Zeruya Shalev (צרויה שלו; born 13 May 1959) is an Israeli author.

==Biography==
Zeruya Shalev was born on Kibbutz Kinneret. She has an MA in Bible studies and works as a literary editor at Keshet Publishing House. On 29 January 2004, when she was returning to her home in Rehavia, Jerusalem, after taking her child to kindergarten, a Palestinian suicide bomber blew up a city bus as she was passing by. It took her four months to recover from her injuries. Shalev is married to Ayal Megged, son of Aharon Megged. Her cousin was the author Meir Shalev.

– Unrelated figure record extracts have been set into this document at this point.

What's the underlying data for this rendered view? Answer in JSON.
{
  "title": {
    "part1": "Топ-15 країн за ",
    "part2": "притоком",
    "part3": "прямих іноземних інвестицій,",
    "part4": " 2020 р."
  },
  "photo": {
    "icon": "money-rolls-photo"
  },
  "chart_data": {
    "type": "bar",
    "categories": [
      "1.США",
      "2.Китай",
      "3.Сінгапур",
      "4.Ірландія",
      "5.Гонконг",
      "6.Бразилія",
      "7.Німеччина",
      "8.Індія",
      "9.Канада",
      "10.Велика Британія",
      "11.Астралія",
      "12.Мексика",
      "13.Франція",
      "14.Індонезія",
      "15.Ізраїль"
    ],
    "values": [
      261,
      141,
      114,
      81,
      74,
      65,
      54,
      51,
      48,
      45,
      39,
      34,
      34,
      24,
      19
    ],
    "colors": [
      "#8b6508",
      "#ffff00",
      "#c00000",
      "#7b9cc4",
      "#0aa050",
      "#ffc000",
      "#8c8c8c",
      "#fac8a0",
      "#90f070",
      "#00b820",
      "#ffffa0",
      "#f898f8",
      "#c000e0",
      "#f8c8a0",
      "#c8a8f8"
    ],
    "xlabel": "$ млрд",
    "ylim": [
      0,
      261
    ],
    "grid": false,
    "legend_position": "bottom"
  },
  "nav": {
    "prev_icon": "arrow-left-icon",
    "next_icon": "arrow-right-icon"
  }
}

Her brother is the mathematician Aner Shalev.

==Literary career==
Shalev has published six novels, a book of poetry and two children's books. Her novels Love Life, Husband and Wife, Thera, The Remains of Love, and Pain have received critical acclaim both in Israel and abroad. They have been translated into 27 languages and were bestsellers in several countries. Shalev has been awarded the Book Publishers' Association's Gold and Platinum Prizes, the German Corine Literature Prize (2001), the French Amphi Award, and the ACUM prize three times (1997, 2003, 2005). In 2012, Shalev was awarded the Welt Literaturpreis by the German newspaper Die Welt for her body of work, acclaiming her great magical language.

Husband and Wife was nominated for the French Femina prize (2002), and is included in the French Fnac list of the 200 Best Books of the Decade.

The novel Love Life was ranked by the German newspaper Der Spiegel among the twenty best novels of the last forty years, alongside works of Saul Bellow and Philip Roth. It has been adapted for the screen as Love Life (German title Liebesleben), a joint 2007 German/Israeli film directed by Maria Schrader.

In 2001, she received the Corine Literature Prize for Mann und Frau. In 2014, her novel The Remains of Love won the Prix Femina étranger. In 2019, she won the Jan Michalski Prize for her novel Pain.